EURORDIS: una survey mostra gli effetti della pandemia da coronavirus sulla comunità dei malati rari

15/06/2020

EURORDIS: una survey mostra gli effetti della pandemia da coronavirus sulla comunità dei malati rari

Tra il 18 ed il 28 aprile 2020 EURORDIS ha condotto un sondaggio in diversi Paesi sugli effetti della pandemia da COVID-19 sui malati rari, mostrando come questa abbia avuto un impatto negativo su un gruppo di pazienti già vulnerabili. Nove malati rari su 10 hanno subito un’interruzione delle cure a causa della pandemia e per 6 di loro tale sospensione ha avuto effetti negativi sullo stato di salute. I malati rari stanno affrontando diverse sfide, tra cui la cancellazione di interventi chirurgici e trapianti, così come l’annullamento o il rinvio di terapie riabilitative. In 7 casi su 10 anche gli appuntamenti con i medici di medicina generale e gli specialisti sono stati cancellati. I malati rari incontrano inoltre difficoltà nell’accesso alle cure di follow-up: 3 su 10 hanno visto la propria unità chiusa a causa della pandemia, poiché gli ospedali non hanno più la stessa capacità di erogare le cure necessarie. Altri servizi medici non completamente accessibili ai malati rari durante la pandemia sono i trattamenti ormonali, la chemioterapia, le cure mediche ospedaliere o domiciliari ed i test diagnostici: solo 6 pazienti su 10 hanno accesso a questi servizi. I risultati della survey indicano che 3 persone su 10 ritengono che l’interruzione delle cure mediche a causa del coronavirus abbia messo a rischio la loro vita.
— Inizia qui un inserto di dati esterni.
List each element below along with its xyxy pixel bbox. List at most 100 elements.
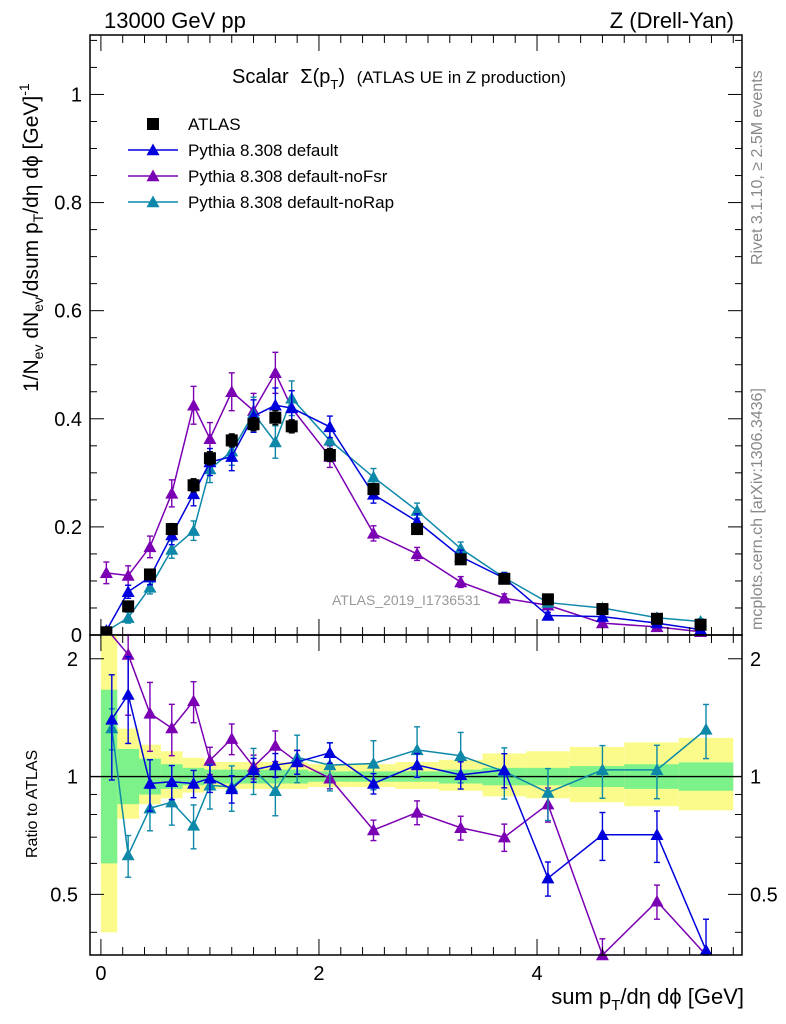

Secondo Sandra Courbier, Direttore delle Ricerche Sociali di EURORDIS, l’epidemia da SARS-CoV2 ha influenzato la qualità della vita di 30 milioni di malati rari in Europa e di tutti i malati rari del mondo, peggiorando la situazione di un gruppo di pazienti che già incontrava difficoltà nella vita di tutti i giorni. Per questa ragione EURORDIS ha chiesto ai decisori politici e ai funzionari pubblici di compiere tutti gli sforzi possibili, soprattutto nel periodo post-isolamento, per una maggiore protezione nei confronti dei malati rari.